En Aragón se definen como lamineras a las personas
aficionadas a comer golosinas. Su nombre parece que proviene de unos antiguos
caramelos en forma de ladrillo, los llamados “adoquines” de fama en Calatayud,
en cuyo envoltorio podían leerse coplillas joteras. Se dice que los cubanos y
los canarios son muy aficionados a las golosinas. Un ejemplo claro lo tenemos
en Benito Pérez Galdós, inolvidable escritor
del que el pasado 4 de enero se conmemoró el centenario de su muerte.
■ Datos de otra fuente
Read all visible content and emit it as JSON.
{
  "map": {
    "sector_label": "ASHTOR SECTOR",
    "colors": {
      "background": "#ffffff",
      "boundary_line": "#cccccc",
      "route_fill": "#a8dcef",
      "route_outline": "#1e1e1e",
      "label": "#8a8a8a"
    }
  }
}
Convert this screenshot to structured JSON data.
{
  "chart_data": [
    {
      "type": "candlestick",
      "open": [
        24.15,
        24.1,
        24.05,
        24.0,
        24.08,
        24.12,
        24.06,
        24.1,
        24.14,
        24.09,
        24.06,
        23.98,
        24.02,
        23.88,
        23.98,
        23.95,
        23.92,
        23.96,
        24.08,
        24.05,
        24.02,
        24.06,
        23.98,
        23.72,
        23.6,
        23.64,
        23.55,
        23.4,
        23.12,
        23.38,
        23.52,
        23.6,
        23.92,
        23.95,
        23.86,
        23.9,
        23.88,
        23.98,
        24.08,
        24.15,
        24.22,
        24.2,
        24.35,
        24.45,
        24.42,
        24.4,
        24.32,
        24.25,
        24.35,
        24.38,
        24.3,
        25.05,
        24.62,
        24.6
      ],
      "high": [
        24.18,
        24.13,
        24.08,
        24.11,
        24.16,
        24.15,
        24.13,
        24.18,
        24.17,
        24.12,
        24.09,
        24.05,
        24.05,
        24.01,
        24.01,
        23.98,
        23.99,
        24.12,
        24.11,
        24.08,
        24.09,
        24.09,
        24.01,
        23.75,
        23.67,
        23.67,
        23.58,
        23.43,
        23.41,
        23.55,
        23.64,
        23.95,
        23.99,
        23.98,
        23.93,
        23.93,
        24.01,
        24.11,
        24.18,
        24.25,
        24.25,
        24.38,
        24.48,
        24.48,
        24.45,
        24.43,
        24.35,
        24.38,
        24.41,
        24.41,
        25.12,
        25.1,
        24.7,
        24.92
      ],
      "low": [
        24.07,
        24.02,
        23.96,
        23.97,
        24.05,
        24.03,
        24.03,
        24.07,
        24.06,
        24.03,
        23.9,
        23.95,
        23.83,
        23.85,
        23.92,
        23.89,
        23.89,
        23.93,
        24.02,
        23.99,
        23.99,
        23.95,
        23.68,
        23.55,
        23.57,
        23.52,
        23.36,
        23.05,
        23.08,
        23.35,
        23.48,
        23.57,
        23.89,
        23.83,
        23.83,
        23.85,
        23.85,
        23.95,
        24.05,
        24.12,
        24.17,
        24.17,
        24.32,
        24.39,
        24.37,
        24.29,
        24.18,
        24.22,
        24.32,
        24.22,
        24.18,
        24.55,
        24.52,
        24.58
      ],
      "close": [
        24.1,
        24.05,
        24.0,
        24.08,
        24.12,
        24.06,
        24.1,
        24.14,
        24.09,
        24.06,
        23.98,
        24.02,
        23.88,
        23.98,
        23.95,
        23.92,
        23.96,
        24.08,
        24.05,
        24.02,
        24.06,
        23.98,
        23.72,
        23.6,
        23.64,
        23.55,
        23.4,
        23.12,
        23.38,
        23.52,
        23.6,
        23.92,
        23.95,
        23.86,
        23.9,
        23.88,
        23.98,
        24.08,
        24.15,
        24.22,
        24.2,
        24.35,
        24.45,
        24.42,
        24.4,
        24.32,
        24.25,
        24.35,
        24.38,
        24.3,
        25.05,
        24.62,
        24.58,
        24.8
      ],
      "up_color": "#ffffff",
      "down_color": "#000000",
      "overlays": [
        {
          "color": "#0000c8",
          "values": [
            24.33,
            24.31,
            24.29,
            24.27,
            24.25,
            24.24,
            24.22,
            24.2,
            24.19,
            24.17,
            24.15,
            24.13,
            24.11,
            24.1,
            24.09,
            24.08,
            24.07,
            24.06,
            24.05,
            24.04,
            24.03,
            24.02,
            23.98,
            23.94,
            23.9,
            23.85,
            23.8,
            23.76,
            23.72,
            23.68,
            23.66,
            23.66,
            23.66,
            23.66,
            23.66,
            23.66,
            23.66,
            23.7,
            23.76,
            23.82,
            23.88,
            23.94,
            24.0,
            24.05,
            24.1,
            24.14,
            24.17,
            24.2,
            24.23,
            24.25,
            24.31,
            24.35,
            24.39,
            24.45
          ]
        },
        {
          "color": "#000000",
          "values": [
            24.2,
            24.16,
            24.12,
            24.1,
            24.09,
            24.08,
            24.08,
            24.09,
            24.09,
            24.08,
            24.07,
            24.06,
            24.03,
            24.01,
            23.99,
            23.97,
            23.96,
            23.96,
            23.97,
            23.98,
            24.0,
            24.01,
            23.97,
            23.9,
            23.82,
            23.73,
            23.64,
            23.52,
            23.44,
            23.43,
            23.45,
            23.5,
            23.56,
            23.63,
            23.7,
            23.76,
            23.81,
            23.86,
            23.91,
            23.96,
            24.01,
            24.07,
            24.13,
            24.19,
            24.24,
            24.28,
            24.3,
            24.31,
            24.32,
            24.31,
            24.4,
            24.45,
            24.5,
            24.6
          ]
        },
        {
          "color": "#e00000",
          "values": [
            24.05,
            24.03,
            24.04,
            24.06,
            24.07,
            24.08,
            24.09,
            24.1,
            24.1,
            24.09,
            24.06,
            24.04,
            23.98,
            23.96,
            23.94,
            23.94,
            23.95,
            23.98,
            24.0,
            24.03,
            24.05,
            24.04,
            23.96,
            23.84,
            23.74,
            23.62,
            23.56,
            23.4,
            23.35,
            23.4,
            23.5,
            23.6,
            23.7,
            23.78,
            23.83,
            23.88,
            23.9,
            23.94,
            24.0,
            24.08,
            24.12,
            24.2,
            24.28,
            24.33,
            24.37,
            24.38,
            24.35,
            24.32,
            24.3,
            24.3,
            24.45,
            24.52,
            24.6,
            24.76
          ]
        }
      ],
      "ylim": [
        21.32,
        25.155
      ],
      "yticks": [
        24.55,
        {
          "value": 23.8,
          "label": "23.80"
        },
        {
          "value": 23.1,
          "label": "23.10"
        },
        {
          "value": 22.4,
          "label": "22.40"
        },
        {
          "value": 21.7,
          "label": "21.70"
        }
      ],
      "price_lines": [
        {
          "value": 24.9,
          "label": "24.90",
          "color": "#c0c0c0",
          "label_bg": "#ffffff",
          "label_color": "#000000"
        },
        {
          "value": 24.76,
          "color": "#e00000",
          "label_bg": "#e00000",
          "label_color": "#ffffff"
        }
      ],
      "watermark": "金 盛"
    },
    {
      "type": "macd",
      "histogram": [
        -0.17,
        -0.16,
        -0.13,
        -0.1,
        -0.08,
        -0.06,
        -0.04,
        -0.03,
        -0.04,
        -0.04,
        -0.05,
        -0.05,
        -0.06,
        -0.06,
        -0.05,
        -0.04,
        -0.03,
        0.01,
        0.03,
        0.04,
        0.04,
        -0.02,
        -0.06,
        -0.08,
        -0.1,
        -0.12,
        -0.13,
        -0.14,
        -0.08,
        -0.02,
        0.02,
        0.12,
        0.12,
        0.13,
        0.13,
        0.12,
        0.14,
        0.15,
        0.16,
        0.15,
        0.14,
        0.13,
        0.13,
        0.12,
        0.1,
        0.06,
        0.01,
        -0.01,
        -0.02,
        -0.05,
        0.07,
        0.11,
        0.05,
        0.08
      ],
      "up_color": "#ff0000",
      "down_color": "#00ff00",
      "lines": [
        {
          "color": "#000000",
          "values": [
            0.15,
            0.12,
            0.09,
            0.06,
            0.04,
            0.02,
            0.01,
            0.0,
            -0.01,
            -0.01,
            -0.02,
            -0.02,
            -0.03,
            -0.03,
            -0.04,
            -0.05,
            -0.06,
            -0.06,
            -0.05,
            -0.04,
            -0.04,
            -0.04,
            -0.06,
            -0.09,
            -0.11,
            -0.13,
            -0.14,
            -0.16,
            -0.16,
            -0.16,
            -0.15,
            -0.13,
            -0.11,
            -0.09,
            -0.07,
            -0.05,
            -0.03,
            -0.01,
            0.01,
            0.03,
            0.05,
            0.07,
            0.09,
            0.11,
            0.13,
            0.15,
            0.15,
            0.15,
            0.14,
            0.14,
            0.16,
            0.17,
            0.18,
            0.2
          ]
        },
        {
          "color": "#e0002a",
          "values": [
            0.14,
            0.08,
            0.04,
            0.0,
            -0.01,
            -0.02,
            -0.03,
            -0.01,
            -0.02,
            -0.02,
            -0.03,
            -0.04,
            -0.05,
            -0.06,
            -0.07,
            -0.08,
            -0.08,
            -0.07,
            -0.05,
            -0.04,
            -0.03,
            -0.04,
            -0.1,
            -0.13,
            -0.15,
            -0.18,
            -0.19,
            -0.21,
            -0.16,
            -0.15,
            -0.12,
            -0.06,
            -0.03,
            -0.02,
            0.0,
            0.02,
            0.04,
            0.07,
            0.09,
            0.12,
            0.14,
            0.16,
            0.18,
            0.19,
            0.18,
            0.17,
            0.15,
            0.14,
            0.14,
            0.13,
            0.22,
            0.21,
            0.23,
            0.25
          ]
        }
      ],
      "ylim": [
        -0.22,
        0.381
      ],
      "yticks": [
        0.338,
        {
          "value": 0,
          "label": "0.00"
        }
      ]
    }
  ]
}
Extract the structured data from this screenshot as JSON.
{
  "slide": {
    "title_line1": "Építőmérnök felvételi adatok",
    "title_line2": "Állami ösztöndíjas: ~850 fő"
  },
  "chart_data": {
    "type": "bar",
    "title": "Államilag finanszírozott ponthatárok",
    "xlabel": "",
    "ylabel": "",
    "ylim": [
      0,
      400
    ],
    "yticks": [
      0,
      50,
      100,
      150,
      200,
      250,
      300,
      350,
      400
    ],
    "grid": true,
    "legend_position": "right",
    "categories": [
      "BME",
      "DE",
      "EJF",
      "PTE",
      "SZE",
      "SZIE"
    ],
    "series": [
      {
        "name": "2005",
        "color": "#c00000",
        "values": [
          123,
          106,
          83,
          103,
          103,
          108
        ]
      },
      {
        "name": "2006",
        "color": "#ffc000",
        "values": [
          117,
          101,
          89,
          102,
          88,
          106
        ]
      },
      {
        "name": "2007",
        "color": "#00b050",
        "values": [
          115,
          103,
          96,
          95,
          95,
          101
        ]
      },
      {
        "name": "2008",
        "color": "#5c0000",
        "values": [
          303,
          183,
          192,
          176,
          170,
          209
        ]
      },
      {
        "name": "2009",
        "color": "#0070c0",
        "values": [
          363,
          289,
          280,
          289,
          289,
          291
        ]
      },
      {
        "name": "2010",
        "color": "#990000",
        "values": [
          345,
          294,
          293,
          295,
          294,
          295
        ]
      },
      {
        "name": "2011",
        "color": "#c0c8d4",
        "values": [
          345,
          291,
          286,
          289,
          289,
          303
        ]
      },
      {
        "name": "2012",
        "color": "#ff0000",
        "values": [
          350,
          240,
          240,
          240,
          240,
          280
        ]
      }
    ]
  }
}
En
invierno, durante sus largas estancias en Toledo, era fácil verlo ruar con
abrigo negro, tapado con una bufanda blanca, un puro en la mano y el pelo
cortado al rape. Para llegar a entendera ese ilustre personaje hay que leer a Gregorio Marañón. En su obra “Elogio
y nostalgia de Toledo”, Marañón
describe detalles nimios de Galdós que, de no haberlos plasmado en sus escritos,
posiblemente hubiesen pasado desapercibidos para sus biógrafos. Señala Marañón que “las
visitas conventuales tenían en otras ocasiones, como he dicho, un fin, aunque
dulce, más prosaico: la compra de compotas y confituras a las que Galdós, como
buen canario, era en extremo aficionado. Las preferidas eran las religiosas de
Santa Fe, que tuvieron por entonces fama comparable a la de las insignes
monjitas de San Leandro, de Sevilla, o a la de los conventos reposteriles de
Granada, ciudad excepcional para esta industria, por ser tan mora y por asentar
en una vega donde el azúcar se produce como una bendición”. (…) “Nunca volvía a Madrid sin su acopio de los
tarros y potes de Santa Fe, y a ello se unían los manojos de palo dulce, que en
‘La Alberquilla’ se produce en abundancia y que casi siempre tenía sobre la
mesa de trabajo para distraerse y disminuir el continuo fumar”. En Toledo,
Galdós intimo con un pintor costumbrista
de origen aragonés, Ricardo Arredondo
Calmache (Cella, 1850-Toledo, 1911) que le recomendó la pensión de las hermanas Figueras, en el número 16 de la calle
Santa Isabel, nada más llegar a Toledo y dispuesto a escribir “Ángel Guerra”, y con ese pintor solía
pasear por las tardes. Arredondo, pese a tener un tío canónigo en Toledo que
gozaba de muchos privilegios, vivía solo junto a la puerta del Cambrón. “Una
viejecita -contaba Marañón- le hacía la
cama y la limpiezay todas las mañanas
le subía el agua para regar las flores”. Por Marañón también sabemos que Arredondo comía fuera, invariablemente en casa de Granullaque, el famoso figón a
espaldas de Zocodover, en la plaza de barrio Rey, en muchas ocasiones
acompañado de Galdós y de su sobrino José
Hurtado de Mendoza, donde invariablemente comían perdiz escabechada,
cabrito asado y mazapán que ellos mismos acostumbraban a adquirir en la tienda
de Labrador, de reconocido prestigio.Pero describir la glotonería de Galdós requeriría otro capítulo.